A Farewell to Palavers? Terrorism's Legitimacy

April 23, 2005

Hookah Palaver IV: Terrorism, Yay?

On a cool Saturday night, we took in a renowned film focusing on the role of terrorism in an independence war. Since I read that “The Battle of Algiers” was being screened in the Pentagon (with the hope that it would shed light on the insurgency in Iraq), an examination of the merits of terrorism would make for an interesting Hookah Palaver.

Cha Cha, Jenny Marie, Anjy, Kentaro, Natalie, and Jennifer showed that their RSVPs were indeed their bond. Many thanks must be bestowed on James for his hospitality.

While ordering Al's Pizza and setting up the hookah, we started out with a DVD “extra” – a half hour discussion featuring Richard Clarke and a less celebrated former counterterrorism bureaucrat (the latter was from the State Dept.). You may recall Richard Clarke as the pre-September 11, 2001, terrorism Cassandra on the National Security Council for both Clinton and Bush – you know, those halcyon days when obfuscating titles like “Bin Laden Determined to Attack Inside the United States” lulled our leaders into a false sense of security. Their discussion centered on the continuing relevance of “The Battle of Algiers,” whether terrorism is ever the right tactic, and the long-term outcomes of relying on torture.

Serendipitously, further insight into the cogency of “The Battle of Algiers” was provided by George Will’s op-ed piece in today’s Washington Post!

With Jonah now smouldering, we turned to the main film. Although not graphic by today’s standards, “The Battle of Algiers” does not shy away from the wages of war. These range from the bombings and tortures carried out by French soldiers (between 500,000 and 1,000,000 Algerians died during the war for independences) and the FLN’s (National Liberation Front’s) bombings of places frequented by Algeria’s French residents. One indelible image is of a young child eating an ice cream in a cafĂ© shortly before it is reduced to rubble.

The film crystallizes what I alluded to in the event details – that definitions of terrorism are malleable, and that in some cases it may be justified. In addition to waxing philosophical on the ideas prompted by the film, we also entertained other notions, such as the viability of traversing the lower 48 states, and, dare I say the necessity, of procuring a chauffeur.

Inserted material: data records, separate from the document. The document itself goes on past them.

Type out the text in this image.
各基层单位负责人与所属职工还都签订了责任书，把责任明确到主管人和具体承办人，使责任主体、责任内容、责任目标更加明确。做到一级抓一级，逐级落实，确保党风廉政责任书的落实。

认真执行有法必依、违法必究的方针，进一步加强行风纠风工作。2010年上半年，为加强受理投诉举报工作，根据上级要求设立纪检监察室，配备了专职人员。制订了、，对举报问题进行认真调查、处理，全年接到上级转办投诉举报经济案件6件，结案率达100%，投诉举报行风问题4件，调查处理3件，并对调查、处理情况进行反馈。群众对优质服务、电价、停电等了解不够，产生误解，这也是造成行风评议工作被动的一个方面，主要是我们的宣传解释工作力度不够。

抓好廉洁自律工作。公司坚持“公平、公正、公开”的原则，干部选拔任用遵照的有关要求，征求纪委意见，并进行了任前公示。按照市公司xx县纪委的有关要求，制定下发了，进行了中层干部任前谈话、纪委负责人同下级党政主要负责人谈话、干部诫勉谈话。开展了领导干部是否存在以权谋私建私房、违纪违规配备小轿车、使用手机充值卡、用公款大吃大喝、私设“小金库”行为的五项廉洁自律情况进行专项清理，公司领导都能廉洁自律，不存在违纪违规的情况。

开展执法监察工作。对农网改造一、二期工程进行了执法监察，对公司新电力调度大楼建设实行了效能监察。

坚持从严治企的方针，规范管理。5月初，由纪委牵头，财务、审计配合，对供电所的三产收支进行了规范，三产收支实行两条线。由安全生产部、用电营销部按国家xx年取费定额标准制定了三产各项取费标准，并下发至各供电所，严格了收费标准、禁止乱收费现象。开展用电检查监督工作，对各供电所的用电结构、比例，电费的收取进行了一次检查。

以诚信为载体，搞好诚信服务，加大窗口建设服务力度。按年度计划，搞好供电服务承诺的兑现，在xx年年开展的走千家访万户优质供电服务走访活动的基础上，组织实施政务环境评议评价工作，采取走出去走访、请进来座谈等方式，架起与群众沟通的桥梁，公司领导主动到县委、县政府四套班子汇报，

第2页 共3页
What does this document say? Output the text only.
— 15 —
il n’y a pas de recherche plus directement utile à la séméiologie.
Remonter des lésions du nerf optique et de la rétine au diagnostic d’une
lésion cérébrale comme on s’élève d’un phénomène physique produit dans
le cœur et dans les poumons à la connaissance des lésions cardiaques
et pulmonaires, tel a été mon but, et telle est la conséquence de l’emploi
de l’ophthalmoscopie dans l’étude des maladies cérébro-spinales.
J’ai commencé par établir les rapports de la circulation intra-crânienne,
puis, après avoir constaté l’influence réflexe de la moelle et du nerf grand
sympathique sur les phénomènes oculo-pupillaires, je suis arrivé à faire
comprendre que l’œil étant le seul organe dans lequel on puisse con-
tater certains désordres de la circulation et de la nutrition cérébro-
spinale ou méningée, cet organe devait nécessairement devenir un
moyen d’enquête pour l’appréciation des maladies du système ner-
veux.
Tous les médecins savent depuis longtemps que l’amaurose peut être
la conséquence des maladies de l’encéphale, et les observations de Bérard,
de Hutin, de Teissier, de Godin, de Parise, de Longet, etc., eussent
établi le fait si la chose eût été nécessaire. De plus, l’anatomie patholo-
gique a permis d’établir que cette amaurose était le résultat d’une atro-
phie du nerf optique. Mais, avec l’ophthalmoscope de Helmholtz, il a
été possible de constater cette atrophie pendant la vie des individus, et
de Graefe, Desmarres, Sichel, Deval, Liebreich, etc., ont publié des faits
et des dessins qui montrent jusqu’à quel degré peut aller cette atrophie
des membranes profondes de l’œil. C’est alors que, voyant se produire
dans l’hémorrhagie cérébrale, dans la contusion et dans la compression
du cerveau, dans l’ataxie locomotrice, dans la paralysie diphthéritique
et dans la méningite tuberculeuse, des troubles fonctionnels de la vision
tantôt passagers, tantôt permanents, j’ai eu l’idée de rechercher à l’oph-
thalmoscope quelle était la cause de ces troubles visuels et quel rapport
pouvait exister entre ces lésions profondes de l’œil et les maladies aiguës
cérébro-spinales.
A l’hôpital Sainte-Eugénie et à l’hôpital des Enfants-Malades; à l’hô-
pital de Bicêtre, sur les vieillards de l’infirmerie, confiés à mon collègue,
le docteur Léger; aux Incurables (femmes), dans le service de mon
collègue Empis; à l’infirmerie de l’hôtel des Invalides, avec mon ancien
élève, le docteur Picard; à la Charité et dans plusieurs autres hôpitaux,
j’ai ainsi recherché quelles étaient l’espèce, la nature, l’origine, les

Given that a palaver is 5hist. a parley between African or other natives and traders, James has suggested that it may not be apt to have another Hookah Palaver sans an African – yours truly, who is leaving for, yes, Gambia in West Africa this July. I hope that Jonah will still make appearances, as he, his owner, and our friends have brought good times to Why Did Blacks Vote Republican in 2004?, Gentrification, Parley Beyond the Parochial, and even Our Final House Party. Thanks all!